1)	Occasionally intramedullary spinal nerve fibers can occur, displacing Schwann cells centrally during embryogenesis.[10,11]
2)	Perivascular bundles of peripheral nerves are a normal occurrence and have the potential to displace Schwann cells intramedullary.[8,12,13]
3)	Neoplastic extension of Schwann cells through the insertion site of the dorsal root.[8,12,13]
4)	Neoplastic differentiation of neuroectodermal cells in the pia to form intramedullary melanotic schwannoma.[8,12]
5)	Disordered migration of neural crest cells during neural tube closure.[6]

MRI is the preferred method of evaluating lesions of the spine cord. Melanotic lesions will appear hyperintense on T1weighted images and hypointense on T2 weighted images due to paramagnetic free radicals in melanin.[14] In contrast, non-melanotic tumors are hypointense on T1 weighted images and hyperintense on T2 weighted images and chronic hematomas are hyperintense on both T1 and T2 weighted images which help to differentiate the melanotic from non-melanotic lesions.
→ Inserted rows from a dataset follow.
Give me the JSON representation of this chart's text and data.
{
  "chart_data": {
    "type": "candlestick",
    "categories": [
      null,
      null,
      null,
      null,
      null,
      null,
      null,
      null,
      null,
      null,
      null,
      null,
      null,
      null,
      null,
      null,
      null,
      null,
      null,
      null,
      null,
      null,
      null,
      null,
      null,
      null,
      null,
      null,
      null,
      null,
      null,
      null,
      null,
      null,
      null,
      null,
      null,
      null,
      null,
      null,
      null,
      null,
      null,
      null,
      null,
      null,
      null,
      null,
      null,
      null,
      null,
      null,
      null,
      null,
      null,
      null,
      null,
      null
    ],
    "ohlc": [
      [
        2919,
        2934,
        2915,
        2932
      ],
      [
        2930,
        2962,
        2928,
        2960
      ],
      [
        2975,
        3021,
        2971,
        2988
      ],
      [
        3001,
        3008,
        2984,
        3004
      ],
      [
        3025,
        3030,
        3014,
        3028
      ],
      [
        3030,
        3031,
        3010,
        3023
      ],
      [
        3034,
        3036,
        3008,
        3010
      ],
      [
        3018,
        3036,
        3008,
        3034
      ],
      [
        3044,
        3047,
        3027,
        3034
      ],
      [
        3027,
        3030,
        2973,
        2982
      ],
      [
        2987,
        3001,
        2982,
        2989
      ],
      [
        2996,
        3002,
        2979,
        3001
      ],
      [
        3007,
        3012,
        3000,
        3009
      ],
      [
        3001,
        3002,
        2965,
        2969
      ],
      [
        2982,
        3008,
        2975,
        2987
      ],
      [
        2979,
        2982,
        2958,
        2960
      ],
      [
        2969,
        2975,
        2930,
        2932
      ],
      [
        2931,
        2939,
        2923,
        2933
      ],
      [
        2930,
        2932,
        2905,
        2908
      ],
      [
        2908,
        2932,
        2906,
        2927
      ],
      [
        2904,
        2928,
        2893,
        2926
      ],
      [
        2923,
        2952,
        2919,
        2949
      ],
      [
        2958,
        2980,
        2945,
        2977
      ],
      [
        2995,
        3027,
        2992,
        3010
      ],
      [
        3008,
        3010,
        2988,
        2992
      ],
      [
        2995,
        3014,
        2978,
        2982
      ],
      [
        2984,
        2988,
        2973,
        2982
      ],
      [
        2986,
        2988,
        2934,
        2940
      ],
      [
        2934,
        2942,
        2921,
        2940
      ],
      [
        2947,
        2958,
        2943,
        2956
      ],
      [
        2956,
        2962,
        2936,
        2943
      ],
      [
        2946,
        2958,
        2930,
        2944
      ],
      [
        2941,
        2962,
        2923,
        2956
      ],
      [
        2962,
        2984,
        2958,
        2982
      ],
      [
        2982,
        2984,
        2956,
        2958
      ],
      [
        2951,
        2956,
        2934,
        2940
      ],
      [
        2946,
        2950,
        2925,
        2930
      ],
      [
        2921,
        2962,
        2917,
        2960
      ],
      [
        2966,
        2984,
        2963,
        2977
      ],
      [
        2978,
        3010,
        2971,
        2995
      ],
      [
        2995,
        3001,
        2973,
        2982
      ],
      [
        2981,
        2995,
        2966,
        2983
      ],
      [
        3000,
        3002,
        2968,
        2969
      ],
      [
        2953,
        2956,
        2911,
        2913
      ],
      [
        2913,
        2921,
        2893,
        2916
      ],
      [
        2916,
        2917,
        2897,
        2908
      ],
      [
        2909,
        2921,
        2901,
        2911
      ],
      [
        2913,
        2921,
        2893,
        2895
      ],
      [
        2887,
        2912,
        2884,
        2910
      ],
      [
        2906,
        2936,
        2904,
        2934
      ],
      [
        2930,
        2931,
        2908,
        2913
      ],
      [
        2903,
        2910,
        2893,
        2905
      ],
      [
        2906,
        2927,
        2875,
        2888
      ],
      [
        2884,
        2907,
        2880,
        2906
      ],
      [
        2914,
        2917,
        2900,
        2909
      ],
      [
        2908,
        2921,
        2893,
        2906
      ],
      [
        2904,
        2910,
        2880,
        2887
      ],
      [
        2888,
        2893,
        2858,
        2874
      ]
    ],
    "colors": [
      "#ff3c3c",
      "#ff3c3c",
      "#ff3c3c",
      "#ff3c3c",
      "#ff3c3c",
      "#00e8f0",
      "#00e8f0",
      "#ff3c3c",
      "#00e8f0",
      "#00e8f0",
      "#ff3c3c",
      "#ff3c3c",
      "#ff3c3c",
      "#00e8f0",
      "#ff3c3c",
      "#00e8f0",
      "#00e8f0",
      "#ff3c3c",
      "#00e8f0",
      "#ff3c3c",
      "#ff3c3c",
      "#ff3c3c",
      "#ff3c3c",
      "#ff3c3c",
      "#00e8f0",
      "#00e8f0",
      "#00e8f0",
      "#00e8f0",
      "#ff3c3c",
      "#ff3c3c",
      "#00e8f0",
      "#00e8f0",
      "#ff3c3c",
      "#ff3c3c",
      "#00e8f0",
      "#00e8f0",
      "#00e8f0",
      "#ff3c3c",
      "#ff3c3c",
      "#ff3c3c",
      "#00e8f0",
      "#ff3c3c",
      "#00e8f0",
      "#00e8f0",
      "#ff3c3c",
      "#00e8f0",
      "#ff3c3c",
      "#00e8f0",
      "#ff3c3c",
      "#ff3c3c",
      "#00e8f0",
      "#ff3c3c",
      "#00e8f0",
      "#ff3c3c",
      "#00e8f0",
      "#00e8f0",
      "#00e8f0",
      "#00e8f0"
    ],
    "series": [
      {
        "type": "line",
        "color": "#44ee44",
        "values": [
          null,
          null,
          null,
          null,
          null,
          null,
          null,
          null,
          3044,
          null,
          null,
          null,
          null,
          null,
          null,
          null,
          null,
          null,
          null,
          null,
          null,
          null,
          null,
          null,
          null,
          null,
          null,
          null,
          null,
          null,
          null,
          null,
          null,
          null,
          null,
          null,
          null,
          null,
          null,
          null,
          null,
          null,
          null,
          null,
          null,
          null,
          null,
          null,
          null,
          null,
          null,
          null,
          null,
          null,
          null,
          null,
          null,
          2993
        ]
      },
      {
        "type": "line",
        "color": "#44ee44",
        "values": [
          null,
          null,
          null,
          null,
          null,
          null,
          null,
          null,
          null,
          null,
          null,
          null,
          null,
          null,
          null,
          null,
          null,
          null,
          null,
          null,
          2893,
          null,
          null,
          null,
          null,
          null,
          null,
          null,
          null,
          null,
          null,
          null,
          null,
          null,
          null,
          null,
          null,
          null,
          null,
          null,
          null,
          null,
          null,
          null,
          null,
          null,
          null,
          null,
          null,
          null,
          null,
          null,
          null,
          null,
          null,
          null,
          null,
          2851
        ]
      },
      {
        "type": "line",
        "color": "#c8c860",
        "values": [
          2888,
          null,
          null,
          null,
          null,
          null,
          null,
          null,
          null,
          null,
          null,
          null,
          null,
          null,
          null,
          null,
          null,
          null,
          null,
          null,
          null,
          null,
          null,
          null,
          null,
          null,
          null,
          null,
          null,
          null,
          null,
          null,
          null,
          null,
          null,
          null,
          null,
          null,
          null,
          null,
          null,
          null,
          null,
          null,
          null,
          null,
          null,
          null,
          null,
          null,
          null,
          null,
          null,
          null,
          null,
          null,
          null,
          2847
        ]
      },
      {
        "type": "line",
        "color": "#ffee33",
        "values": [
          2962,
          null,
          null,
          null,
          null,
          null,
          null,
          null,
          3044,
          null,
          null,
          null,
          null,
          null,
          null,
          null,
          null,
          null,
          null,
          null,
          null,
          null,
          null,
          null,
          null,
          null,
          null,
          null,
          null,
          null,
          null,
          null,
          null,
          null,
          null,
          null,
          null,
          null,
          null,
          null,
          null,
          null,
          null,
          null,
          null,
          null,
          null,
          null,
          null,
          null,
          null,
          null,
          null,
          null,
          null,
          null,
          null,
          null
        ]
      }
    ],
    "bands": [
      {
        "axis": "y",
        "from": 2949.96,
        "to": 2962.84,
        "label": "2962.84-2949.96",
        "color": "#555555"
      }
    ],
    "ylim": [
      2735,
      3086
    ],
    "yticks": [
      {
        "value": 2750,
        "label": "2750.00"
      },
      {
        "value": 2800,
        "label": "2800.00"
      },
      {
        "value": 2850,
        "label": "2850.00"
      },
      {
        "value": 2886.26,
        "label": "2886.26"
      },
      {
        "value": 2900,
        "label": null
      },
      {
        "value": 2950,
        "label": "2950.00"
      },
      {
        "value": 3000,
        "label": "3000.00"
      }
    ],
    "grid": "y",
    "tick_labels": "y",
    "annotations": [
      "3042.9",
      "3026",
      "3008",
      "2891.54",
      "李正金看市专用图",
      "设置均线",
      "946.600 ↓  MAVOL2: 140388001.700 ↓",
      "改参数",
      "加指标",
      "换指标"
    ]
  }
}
However, there can be some difficulty in differentiating subacute hematomas from melanotic lesions since they share similar characteristics on MRI.[15] This is what most likely led to the initial radiographic diagnosis of cavernous malformation in our case.

MRI characteristics of intramedullary schwannomas are fairly inconsistent. Administration of gadolinium can cause nodular enhancement of schwannomas when cystic components are present, but is mainly useful in differentiating intramedullary schwannomas from spinal cord edema.[12,16] A confident diagnosis of intramedullary schwannoma can be made preoperatively when there is continuity of the intramedullary lesion with a contrast enhancing thickened spinal root.[12]

Complete surgical excision of intramedullary schwannomas is considered curative, effective, and safe. Schwannomas are normally benign encapsulated tumors. In contrast, approximately 10% of melanotic schwannomas have been reported to pursue an aggressive clinical course with local recurrence and metastases including seeding of the subarachnoid space.[2,14] The presence of multiple lesions however is not synonymous with seeding since multiple independent schwannomas may occur. Whenever possible, complete resection and careful follow-up should be practiced with any melanotic schwannoma regardless of location. Radiotherapy following subtotal resection of an intramedullary melanotic schwannoma is recommended due to the tumor's potential for recurrence and metastasis.[17] In our experience, melanotic lesions of the spinal cord may behave in an unpredictable fashion. While we do not believe radiotherapy is necessary when a gross total resection is possible and postoperative MRI confirms this, we recommend close MRI follow-up. It is our usual practice to image spinal cord tumors annually following surgical resection; we shorten this interval to six months, at least initially, for melanotic tumors of the spinal cord.

Conclusions

MRI is the preferred method for evaluating lesions of the spine cord. Melanotic lesions will appear T1 hyperintense and T2 hypointense due to paramagnetic free radicals in melanin. In contrast, non-melanotic tumors are T1 hypointense and T2 hyperintense. There can be some difficulty in differentiating early subacute hematomas from melanotic lesions and this may lead to an initial radiographic diagnosis of cavernous malformation. IMS are rare and their behavior is unpredictable. Gross total resection is the goal in neurosurgical treatment since recurrence and malignancy are possibilities.